History of Zinc Exploration and Mining in Tennessee
The mining of zinc in Tennessee dates back to 1854 although the presence of zinc minerals had been reported as early as 1844 by Gerard Troost, the first State Geologist. When the Mossy Creek open pit mine, in what is now Jefferson City, Jefferson County, was opened, it became the first mine in what is now known as the Mascot-Jefferson City Zinc District. In these early years, only the oxidized ore was removed, and mining stopped when the sulfide ore zone was reached because a method to treat “hard ore”, as it was called, had not yet been developed.
Mining continued at the Mossy Creek operation until 1858, then ceased through the Civil War years until 1867, at which time the property was taken over by the East Tennessee Zinc Company.

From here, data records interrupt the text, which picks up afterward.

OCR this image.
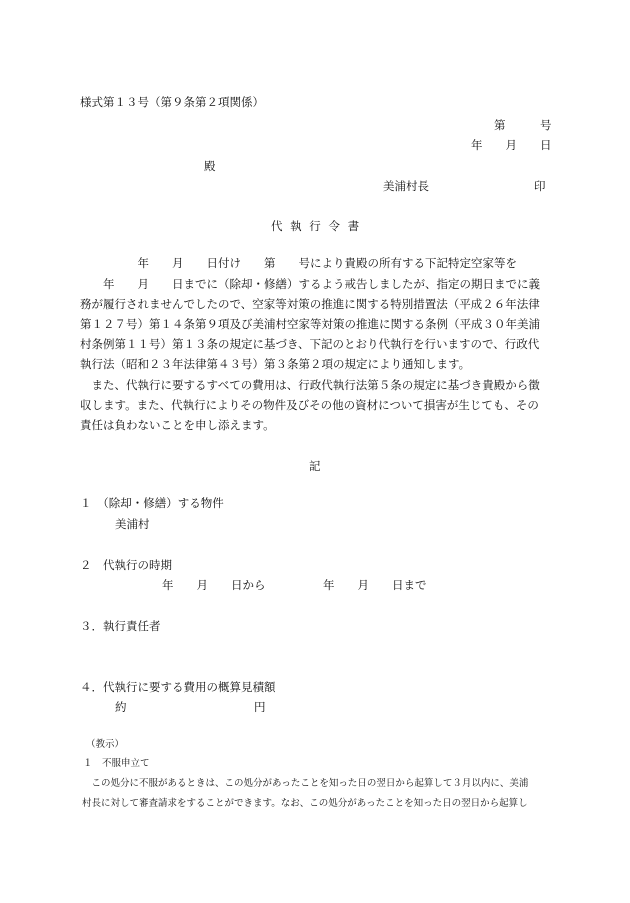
様式第１３号（第９条第２項関係）
第　　　号
年　　月　　日
殿
美浦村長	印
代 執 行 令 書
　　　　　年　　月　　日付け　　第　　号により貴殿の所有する下記特定空家等を
　　年　　月　　日までに（除却・修繕）するよう戒告しましたが、指定の期日までに義
務が履行されませんでしたので、空家等対策の推進に関する特別措置法（平成２６年法律
第１２７号）第１４条第９項及び美浦村空家等対策の推進に関する条例（平成３０年美浦
村条例第１１号）第１３条の規定に基づき、下記のとおり代執行を行いますので、行政代
執行法（昭和２３年法律第４３号）第３条第２項の規定により通知します。
　また、代執行に要するすべての費用は、行政代執行法第５条の規定に基づき貴殿から徴
収します。また、代執行によりその物件及びその他の資材について損害が生じても、その
責任は負わないことを申し添えます。
記
１　（除却・修繕）する物件
美浦村
２　代執行の時期
年　　月　　日から　　　　　年　　月　　日まで
３．執行責任者
４．代執行に要する費用の概算見積額
約	円
（教示）
１　不服申立て
　この処分に不服があるときは、この処分があったことを知った日の翌日から起算して３月以内に、美浦
村長に対して審査請求をすることができます。なお、この処分があったことを知った日の翌日から起算し
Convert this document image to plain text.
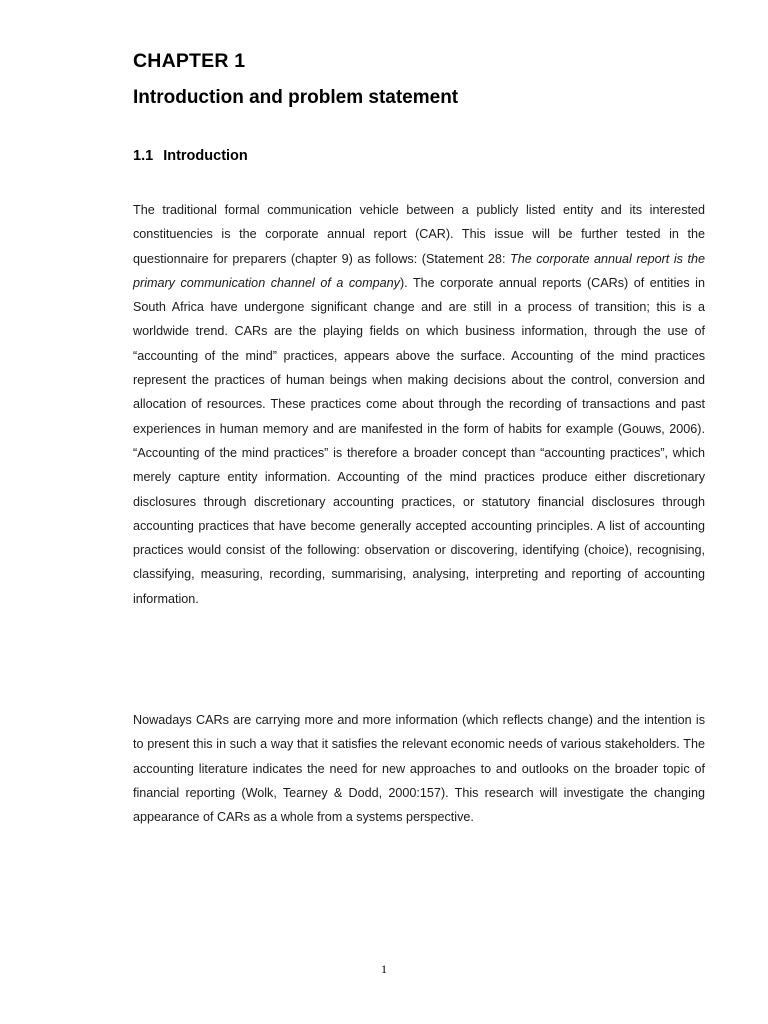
CHAPTER 1
Introduction and problem statement
1.1 Introduction

The traditional formal communication vehicle between a publicly listed entity and its interested constituencies is the corporate annual report (CAR). This issue will be further tested in the questionnaire for preparers (chapter 9) as follows: (Statement 28: The corporate annual report is the primary communication channel of a company). The corporate annual reports (CARs) of entities in South Africa have undergone significant change and are still in a process of transition; this is a worldwide trend. CARs are the playing fields on which business information, through the use of “accounting of the mind” practices, appears above the surface. Accounting of the mind practices represent the practices of human beings when making decisions about the control, conversion and allocation of resources. These practices come about through the recording of transactions and past experiences in human memory and are manifested in the form of habits for example (Gouws, 2006). “Accounting of the mind practices” is therefore a broader concept than “accounting practices”, which merely capture entity information. Accounting of the mind practices produce either discretionary disclosures through discretionary accounting practices, or statutory financial disclosures through accounting practices that have become generally accepted accounting principles. A list of accounting practices would consist of the following: observation or discovering, identifying (choice), recognising, classifying, measuring, recording, summarising, analysing, interpreting and reporting of accounting information.

Nowadays CARs are carrying more and more information (which reflects change) and the intention is to present this in such a way that it satisfies the relevant economic needs of various stakeholders. The accounting literature indicates the need for new approaches to and outlooks on the broader topic of financial reporting (Wolk, Tearney & Dodd, 2000:157). This research will investigate the changing appearance of CARs as a whole from a systems perspective.

1
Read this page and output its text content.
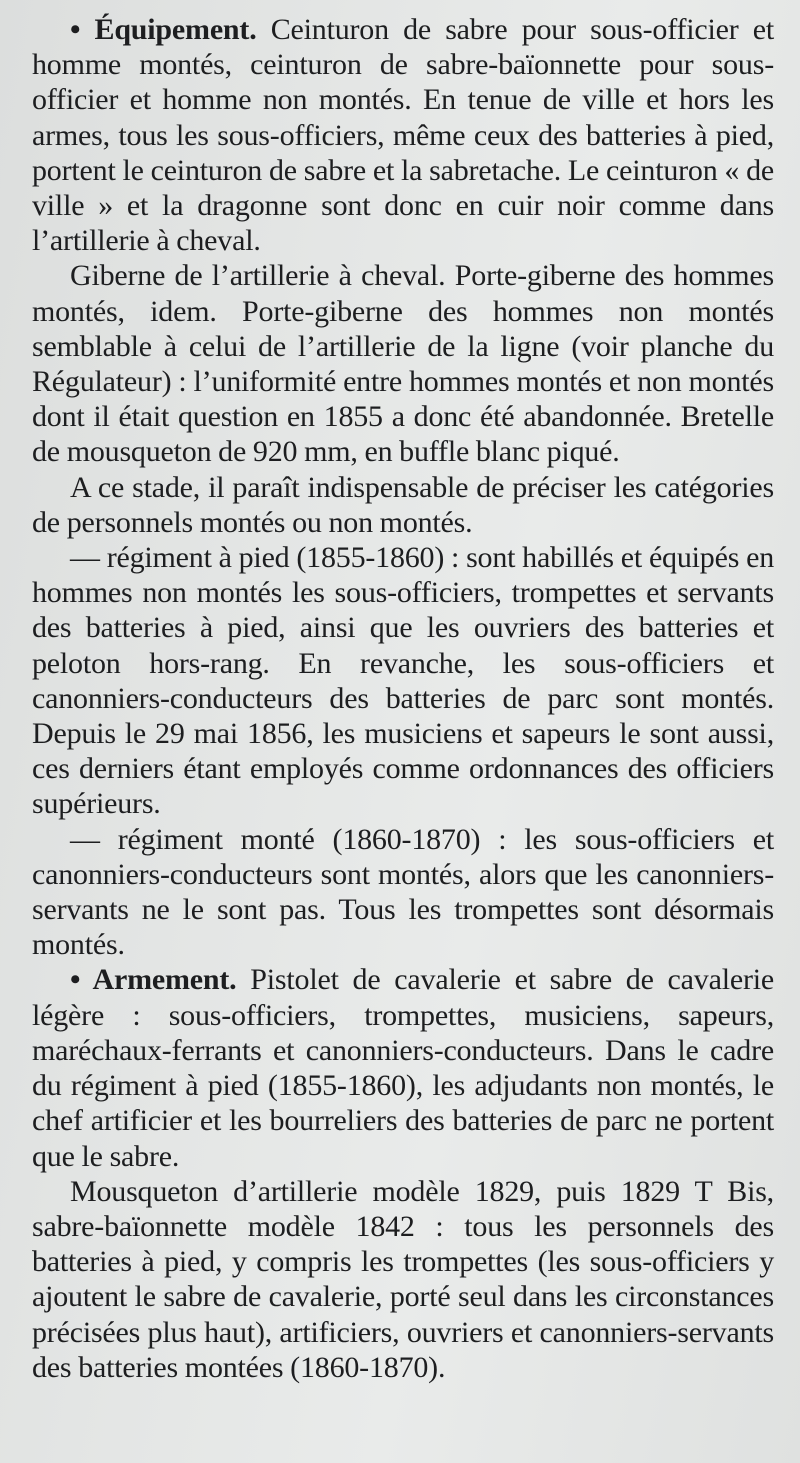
• Équipement. Ceinturon de sabre pour sous-officier et homme montés, ceinturon de sabre-baïonnette pour sous-officier et homme non montés. En tenue de ville et hors les armes, tous les sous-officiers, même ceux des batteries à pied, portent le ceinturon de sabre et la sabretache. Le ceinturon « de ville » et la dragonne sont donc en cuir noir comme dans l’artillerie à cheval.

Giberne de l’artillerie à cheval. Porte-giberne des hommes montés, idem. Porte-giberne des hommes non montés semblable à celui de l’artillerie de la ligne (voir planche du Régulateur) : l’uniformité entre hommes montés et non montés dont il était question en 1855 a donc été abandonnée. Bretelle de mousqueton de 920 mm, en buffle blanc piqué.

A ce stade, il paraît indispensable de préciser les catégories de personnels montés ou non montés.

— régiment à pied (1855-1860) : sont habillés et équipés en hommes non montés les sous-officiers, trompettes et servants des batteries à pied, ainsi que les ouvriers des batteries et peloton hors-rang. En revanche, les sous-officiers et canonniers-conducteurs des batteries de parc sont montés. Depuis le 29 mai 1856, les musiciens et sapeurs le sont aussi, ces derniers étant employés comme ordonnances des officiers supérieurs.

— régiment monté (1860-1870) : les sous-officiers et canonniers-conducteurs sont montés, alors que les canonniers-servants ne le sont pas. Tous les trompettes sont désormais montés.

• Armement. Pistolet de cavalerie et sabre de cavalerie légère : sous-officiers, trompettes, musiciens, sapeurs, maréchaux-ferrants et canonniers-conducteurs. Dans le cadre du régiment à pied (1855-1860), les adjudants non montés, le chef artificier et les bourreliers des batteries de parc ne portent que le sabre.

Mousqueton d’artillerie modèle 1829, puis 1829 T Bis, sabre-baïonnette modèle 1842 : tous les personnels des batteries à pied, y compris les trompettes (les sous-officiers y ajoutent le sabre de cavalerie, porté seul dans les circonstances précisées plus haut), artificiers, ouvriers et canonniers-servants des batteries montées (1860-1870).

This company built a smelter to manufacture zinc oxide, but after only a few months of operation, the company became involved in litigation and mining ceased.

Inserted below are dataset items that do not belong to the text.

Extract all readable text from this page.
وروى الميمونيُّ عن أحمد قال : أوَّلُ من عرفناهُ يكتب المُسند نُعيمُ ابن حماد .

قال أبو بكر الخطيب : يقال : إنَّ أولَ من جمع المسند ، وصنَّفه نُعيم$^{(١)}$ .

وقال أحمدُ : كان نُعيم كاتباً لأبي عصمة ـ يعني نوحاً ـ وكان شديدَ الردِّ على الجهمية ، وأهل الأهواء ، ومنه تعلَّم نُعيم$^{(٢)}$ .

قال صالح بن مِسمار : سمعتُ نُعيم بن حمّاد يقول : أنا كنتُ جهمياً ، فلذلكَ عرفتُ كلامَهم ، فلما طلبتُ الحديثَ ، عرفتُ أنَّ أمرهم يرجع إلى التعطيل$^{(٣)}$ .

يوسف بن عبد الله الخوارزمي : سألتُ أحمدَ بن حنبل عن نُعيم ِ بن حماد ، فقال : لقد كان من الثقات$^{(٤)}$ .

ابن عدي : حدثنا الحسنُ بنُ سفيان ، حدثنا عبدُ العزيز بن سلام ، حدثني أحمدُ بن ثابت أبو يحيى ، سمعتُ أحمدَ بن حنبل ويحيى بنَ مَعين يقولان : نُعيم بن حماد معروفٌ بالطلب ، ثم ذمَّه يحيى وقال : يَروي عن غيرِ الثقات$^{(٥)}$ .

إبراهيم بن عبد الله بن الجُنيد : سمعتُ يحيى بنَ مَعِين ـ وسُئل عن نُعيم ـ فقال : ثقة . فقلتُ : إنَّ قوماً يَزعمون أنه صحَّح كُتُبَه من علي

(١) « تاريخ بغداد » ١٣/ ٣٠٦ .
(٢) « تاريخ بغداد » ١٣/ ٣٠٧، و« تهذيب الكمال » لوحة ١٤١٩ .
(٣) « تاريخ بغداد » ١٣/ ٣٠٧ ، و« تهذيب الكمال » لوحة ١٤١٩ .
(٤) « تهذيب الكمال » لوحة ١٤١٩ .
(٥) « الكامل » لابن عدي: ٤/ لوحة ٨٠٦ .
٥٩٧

In 1882, the Mossy Creek property was sold to the Eades, Mixter and Heald Zinc Company which operated intermittently until 1894, becoming the first substantial zinc mining company in Tennessee as well as the first to produce significant amounts of sulfide ore. This latter was made possible by the construction of a zinc smelter at Clinton, Tennessee, some 45 rail-miles to the west. The Mossy Creek mine was operated or prospected only sporadically thereafter, and was closed by its final owner, the American Zinc Company, in 1919.
In the meantime, the discovery of lead and zinc ore in the Powell River area of Claiborne and Union Counties, some 30 miles northwest of Jefferson City, caught the attention of the mine operators.